Some view homemaking with outright contempt, arguing it demeans women
and that the relentless demands of raising children are a form of
exploitation.8
They ridicule what they call “the mommy track” as a career. This is not
fair or right. We do not diminish the value of what women or men
achieve in any worthy endeavor or career—we all benefit from those
achievements—but we still recognize there is not a higher good than
motherhood and fatherhood in marriage. There is no superior career, and
no amount of money, authority, or public acclaim can exceed the ultimate
rewards of family. Whatever else a woman may accomplish, her moral
influence is no more optimally employed than here.
Attitudes toward human sexuality threaten the moral authority of women on several fronts. Abortion
for personal or social convenience strikes at the heart of a woman’s
most sacred powers and destroys her moral authority.

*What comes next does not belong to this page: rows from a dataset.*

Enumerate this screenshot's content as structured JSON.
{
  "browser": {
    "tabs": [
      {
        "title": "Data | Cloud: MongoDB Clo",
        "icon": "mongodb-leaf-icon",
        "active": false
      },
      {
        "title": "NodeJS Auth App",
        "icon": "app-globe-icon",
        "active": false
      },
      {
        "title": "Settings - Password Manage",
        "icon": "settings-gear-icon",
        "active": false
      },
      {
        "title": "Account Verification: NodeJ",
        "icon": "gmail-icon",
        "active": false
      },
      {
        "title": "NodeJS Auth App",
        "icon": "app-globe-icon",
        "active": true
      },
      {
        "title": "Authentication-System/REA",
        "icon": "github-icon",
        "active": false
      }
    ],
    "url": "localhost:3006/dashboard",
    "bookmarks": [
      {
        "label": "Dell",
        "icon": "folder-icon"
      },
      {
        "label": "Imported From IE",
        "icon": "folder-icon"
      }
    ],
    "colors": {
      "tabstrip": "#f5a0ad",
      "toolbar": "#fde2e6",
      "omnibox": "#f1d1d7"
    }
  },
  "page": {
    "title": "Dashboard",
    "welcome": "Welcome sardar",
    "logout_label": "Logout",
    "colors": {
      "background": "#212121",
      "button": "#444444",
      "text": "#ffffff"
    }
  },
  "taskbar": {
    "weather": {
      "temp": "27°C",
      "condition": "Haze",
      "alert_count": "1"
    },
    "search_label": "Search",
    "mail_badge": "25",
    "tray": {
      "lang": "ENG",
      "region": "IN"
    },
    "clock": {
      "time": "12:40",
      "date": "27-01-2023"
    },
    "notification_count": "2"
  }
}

The same is true of
sexual immorality and of revealing dress that not only debases women
but reinforces the lie that a woman’s sexuality is what defines her
worth.
There
has long been a cultural double standard that expected women to be
sexually circumspect while excusing male immorality. The unfairness of
such a double standard is obvious, and it has been justifiably
criticized and rejected. In that rejection, one would have hoped that
men would rise to the higher, single standard, but just the opposite has
occurred—women and girls are now encouraged to be as promiscuous as the
double standard expected men to be. Where once women’s higher standards
demanded commitment and responsibility from men, we now have sexual
relations without conscience, fatherless families, and growing poverty.
Equal-opportunity promiscuity simply robs women of their moral influence
and degrades all of society.9 In this hollow bargain, it is men who are “liberated” and women and children who suffer most.
A
third area of concern comes from those who, in the name of equality,
want to erase all differences between the masculine and the feminine.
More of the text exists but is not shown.